Web Services that don’t suck
Recently, I’ve been moving several of the things I originally thought I’d do myself onto hosted services. Why? Well, for one, it’s easier to have someone else guarantee uptime, especially for mail.
Services I do myself (Warning: Lots of links; I’m not a linkwhore, really)
- Website – A Linode running Ubuntu Edgy Server and lighttpd + PHP5 Fastcgi
- Blog – WordPress + MySQL 5
- SCM – Subversion, although I’m tempted to start moving things to Bazaar, I’ve heard it’s fancy
- Backups – rsync + ssh, what else?
- Outgoing mail via… I haven’t decided yet
(nbSMTP looks fancy)(see below)
Services other people do
- Photos – Flickr: They’re really awesome, even though they got acquired by Yahoo! who’s trying their best to make their site dumber.
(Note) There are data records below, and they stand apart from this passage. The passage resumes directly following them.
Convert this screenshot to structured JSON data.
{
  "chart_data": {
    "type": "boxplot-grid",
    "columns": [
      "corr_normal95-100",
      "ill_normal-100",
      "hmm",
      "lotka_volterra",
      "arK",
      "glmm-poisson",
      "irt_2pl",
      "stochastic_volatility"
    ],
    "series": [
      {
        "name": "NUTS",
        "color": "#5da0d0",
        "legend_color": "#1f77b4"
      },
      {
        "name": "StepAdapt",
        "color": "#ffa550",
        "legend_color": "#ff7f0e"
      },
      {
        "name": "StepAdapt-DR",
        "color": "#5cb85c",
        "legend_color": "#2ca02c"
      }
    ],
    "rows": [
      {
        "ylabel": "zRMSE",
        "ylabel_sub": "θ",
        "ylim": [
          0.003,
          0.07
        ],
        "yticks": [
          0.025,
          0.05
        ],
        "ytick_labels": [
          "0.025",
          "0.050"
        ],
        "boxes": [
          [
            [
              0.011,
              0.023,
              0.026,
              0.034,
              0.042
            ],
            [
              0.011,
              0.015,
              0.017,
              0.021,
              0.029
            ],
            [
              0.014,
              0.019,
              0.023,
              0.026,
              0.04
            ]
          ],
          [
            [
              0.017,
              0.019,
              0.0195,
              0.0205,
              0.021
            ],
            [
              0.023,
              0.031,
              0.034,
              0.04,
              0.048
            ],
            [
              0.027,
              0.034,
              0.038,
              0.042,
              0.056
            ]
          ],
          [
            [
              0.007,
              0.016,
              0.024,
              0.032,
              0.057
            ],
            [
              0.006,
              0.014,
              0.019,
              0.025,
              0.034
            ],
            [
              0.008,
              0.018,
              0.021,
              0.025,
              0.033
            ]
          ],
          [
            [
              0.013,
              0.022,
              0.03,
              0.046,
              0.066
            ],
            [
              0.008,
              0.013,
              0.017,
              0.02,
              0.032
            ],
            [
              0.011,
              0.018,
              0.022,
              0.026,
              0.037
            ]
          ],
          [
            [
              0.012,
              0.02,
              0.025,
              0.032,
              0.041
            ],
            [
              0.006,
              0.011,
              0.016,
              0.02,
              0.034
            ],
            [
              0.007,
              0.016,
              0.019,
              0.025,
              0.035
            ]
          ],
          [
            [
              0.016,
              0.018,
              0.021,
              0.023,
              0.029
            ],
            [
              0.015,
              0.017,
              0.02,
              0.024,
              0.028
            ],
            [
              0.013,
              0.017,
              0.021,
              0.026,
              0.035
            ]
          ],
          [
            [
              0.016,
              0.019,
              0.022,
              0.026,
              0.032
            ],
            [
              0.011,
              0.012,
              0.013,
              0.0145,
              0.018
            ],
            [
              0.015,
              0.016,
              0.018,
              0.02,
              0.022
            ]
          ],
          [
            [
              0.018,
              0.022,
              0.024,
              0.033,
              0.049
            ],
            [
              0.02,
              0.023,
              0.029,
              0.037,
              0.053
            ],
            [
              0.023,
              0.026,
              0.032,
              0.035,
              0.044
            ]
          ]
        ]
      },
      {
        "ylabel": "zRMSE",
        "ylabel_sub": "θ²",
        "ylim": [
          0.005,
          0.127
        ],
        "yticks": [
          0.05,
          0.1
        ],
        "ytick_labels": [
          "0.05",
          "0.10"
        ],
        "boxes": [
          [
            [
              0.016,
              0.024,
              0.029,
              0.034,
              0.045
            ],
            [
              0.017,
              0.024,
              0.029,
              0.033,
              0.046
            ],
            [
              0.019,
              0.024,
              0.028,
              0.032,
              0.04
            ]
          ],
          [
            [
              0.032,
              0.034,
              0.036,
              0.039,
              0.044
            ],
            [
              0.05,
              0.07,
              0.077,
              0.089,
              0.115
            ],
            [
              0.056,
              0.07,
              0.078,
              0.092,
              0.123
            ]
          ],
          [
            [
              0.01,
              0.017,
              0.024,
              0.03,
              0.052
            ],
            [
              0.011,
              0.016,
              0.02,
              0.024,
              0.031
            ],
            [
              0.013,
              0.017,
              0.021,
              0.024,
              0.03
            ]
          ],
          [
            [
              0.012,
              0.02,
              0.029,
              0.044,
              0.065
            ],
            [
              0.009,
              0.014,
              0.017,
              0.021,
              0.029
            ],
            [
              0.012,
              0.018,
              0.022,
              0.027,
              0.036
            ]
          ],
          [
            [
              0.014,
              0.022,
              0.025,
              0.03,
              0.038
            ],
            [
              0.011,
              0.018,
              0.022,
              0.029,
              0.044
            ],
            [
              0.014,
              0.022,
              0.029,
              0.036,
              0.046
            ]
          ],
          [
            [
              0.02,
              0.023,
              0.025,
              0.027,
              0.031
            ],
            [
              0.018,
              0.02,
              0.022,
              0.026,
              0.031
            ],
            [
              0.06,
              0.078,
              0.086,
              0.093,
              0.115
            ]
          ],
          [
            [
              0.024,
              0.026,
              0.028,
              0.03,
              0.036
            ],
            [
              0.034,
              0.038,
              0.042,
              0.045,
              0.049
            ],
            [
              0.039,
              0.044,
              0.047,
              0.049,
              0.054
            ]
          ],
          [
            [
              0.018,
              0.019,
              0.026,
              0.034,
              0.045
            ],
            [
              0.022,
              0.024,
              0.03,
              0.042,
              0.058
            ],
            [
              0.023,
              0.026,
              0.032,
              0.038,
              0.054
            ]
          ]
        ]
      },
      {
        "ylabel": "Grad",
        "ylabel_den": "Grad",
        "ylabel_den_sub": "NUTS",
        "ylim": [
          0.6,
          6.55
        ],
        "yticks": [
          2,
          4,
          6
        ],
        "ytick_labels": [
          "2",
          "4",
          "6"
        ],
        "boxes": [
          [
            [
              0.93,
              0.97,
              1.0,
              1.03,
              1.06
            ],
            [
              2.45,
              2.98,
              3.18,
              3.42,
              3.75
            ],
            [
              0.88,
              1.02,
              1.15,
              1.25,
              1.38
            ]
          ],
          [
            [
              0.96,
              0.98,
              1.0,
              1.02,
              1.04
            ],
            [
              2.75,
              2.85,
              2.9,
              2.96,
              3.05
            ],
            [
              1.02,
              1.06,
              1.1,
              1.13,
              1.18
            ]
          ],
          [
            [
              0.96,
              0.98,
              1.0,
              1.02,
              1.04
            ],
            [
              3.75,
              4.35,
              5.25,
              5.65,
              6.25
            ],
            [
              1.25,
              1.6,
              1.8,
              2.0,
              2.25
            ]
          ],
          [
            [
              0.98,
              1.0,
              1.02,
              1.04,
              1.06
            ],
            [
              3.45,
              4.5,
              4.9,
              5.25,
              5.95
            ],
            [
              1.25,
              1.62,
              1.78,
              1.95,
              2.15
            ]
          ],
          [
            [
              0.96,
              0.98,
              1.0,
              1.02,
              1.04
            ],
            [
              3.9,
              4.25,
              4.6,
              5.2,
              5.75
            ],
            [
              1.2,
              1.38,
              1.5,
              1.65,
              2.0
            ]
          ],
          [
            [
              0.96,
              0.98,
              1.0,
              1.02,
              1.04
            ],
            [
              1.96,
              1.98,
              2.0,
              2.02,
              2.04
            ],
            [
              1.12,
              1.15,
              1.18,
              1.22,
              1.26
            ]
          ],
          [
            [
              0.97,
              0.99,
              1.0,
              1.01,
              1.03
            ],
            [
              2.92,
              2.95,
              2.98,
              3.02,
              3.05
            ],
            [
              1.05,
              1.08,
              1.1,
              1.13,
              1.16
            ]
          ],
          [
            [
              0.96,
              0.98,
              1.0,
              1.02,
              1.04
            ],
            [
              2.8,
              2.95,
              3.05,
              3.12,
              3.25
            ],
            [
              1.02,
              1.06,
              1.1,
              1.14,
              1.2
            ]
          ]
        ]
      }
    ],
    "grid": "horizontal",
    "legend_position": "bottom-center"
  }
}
They’ve got some really cool Web 2.0ish features like automatic blog posting, RSS feeds, and other cleverness
- Mail – Google Domain Apps: I originally used Hula for this and hosted it myself, but it became un-upgradeable and after Novell’s announcement to terminate the project, I needed a replacement. It also used a ton of memory and leaked it like a sieve, so that didn’t help either (I actually needed a cron job to restart it every night). Google Apps does the trick, and it lets you have domain aliases, so local.paulbetts.org isn’t broken
- Website Stats – Google Analytics: There’s no way I could get the kind of info I can find out using Analytics; it’s easy to use and is free and awesome; every site should use it
- RSS – Feedburner: I just discovered this one (or rather, just discovered how to write the redirect to it). Looks like it gives some good information on who reads your RSS feeds, as well as adding some handy links; I played with their Flickr integration too but I decided against it because it obscured the blog posts. The only thing I’m worried about is that broken RSS readers won’t handle the HTTP redirect correctly and get confused, but we’ll see.